Plugins for advertising banners, google advertising, etc. frequently require retrieving data or performing page redirections while loading.


Using images in posts can be one of the most detrimental factors to a site’s speed. Certain things are important to remember.

  1. Ensure the image is the size it will be seen at on the page as resizing the image each time it loads can take extra time;
  2. Make the effort to optimize images. There are plugins such as SmushIt that will do this for you, but I’ve tried every one I could find and they all caused a significant decrease in page speed. Instead, I always use my favorite free photo editing software ‘Photoscape‘ to resize the image and then to reduce the quality while saving.
  3. There are enticing plugins such as Photodropper that help with finding and placing free images, but the ones I’ve tried have caused the largest performance issues of any others. The ones I’ve tried did not optimize images. Although I was presented with a selection of image sizes while setting up the image on the page, the image had to be resized every time it was loaded. Manually image optimization is key here.

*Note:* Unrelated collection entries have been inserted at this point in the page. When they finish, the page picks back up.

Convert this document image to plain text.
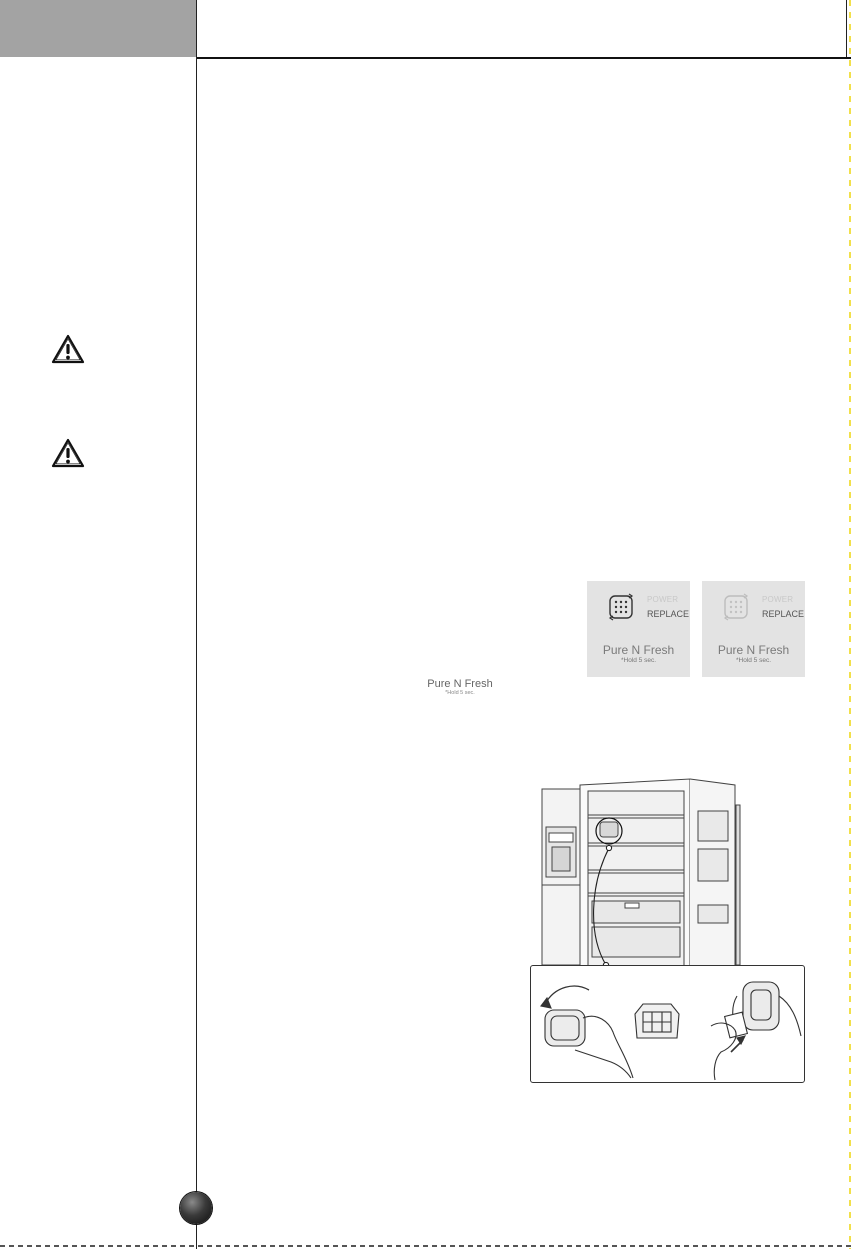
POWER
REPLACE
Pure N Fresh
*Hold 5 sec.
POWER
REPLACE
Pure N Fresh
*Hold 5 sec.
Pure N Fresh
*Hold 5 sec.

Although I did try using Photodropper to find the free images and then download and optimize themselves, the plugin itself caused performance problems. I get free images to use on my blogs from the Microsoft clipart library online for the most part. It is available to anyone who has Microsoft Office installed  and these images are free, fairly small and can be easily converted, resized or optimized before placement. Another good place to get free images is Wikipedia or Wikimedia. Just be sure to use the required credit text that can be found by clicking on the image to reach its main information page.


The database for your WordPress site can have a  great impact if it is not subjected to regular maintenance and cleaning.

Here is a step by step process for doing this to improve speed of loading your site using cPanel.

There are plugins available that will do this for you, but again, is it worth the sacrifice of performance and speed when manual repair and optimization is so easy and takes only about five minutes?

  1. Go to your cPanel dashboard (left). These can differ from web host to web host, but you should be able to find the links to perform these functions quite easily.
  2. Go to phpMyAdmin (left green) and the phpMyAdmin window will open (right).
  3. Click on the phpMyAdmin database dropdown to select a database (right yellow).
  4. Select the first database in the database selection dropdown, click ‘Check All’ at the bottom of the table list that appears to select all tables (right blue).
  5. Once the tables are checked (right blue), go to the ‘With selected:’ dropdown (right green) and select ‘Repair table’.
  6. Once the repair is complete, do this for each database in the database selection dropdown.
  7. The window will change to a confirmation window stating “Your SQL query has been executed successfully” with a listing of the tables completed below (bottom left purple).
  8. Repeat steps 3 to 5 above, this time selecting ‘Optimize table’ in the ‘With selected:’ dropdown.